LLM Signal GEO Analyst
Security checks across static analysis, malware telemetry, and agentic risk
Overview
This skill appears aligned with its stated LLM Signal workflow, but it sends your site ID/API key to the configured service, stores plan history, and may automatically carry out provider-marked safe actions.
This looks like a coherent LLM Signal integration. Install it only if you trust the configured LLM Signal endpoint, are comfortable sending the site ID and API key there, and understand which provider-labeled actions may run automatically versus requiring approval.
Static analysis
No static analysis findings were reported for this release.
VirusTotal
VirusTotal findings are pending for this skill version.
Risk analysis
Artifact-based informational review of SKILL.md, metadata, install specs, static scan signals, and capability signals. ClawScan does not execute the skill or run runtime probes.
Provider-marked safe actions may be performed without a separate approval prompt.
The provider's plan output can drive automatic actions when labeled auto_safe.

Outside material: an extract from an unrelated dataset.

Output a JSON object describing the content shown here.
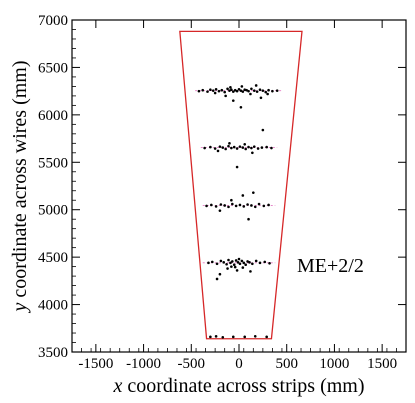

This is disclosed and guarded by approval rules for other action types, but users should understand the auto_safe boundary.
Automatically execute only actions marked automation=auto_safe.
Before enabling this in sensitive projects, ask the agent to show planned auto_safe actions and restrict automatic changes to low-risk, reversible tasks.
Anyone controlling the configured base URL or the API key could affect access to the connected LLM Signal site/account.
The skill uses the required LLM Signal API key to authenticate to the configured base URL. This is expected for the integration, but it is sensitive account authority.
curl -sS -X POST "${LLMSIGNAL_BASE_URL%/}/api/agent/v1/plan" ... -H "X-LLMSIGNAL-KEY: ${LLMSIGNAL_API_KEY}" ... "apiKey":"${LLMSIGNAL_API_KEY}"Use the official HTTPS LLM Signal base URL unless intentionally self-hosting, and use a scoped or revocable API key if available.
Run history and outcomes may be retained by the provider and potentially influence later workflow analysis.
The skill explicitly stores workflow history with the provider. This is disclosed and relevant to the workflow, but it creates persistent context outside the local session.
Use `persist=true` in plan calls to store run history and outcomes.
Avoid including secrets or sensitive business details in workflow outputs, and confirm the provider's retention controls if this matters for your site.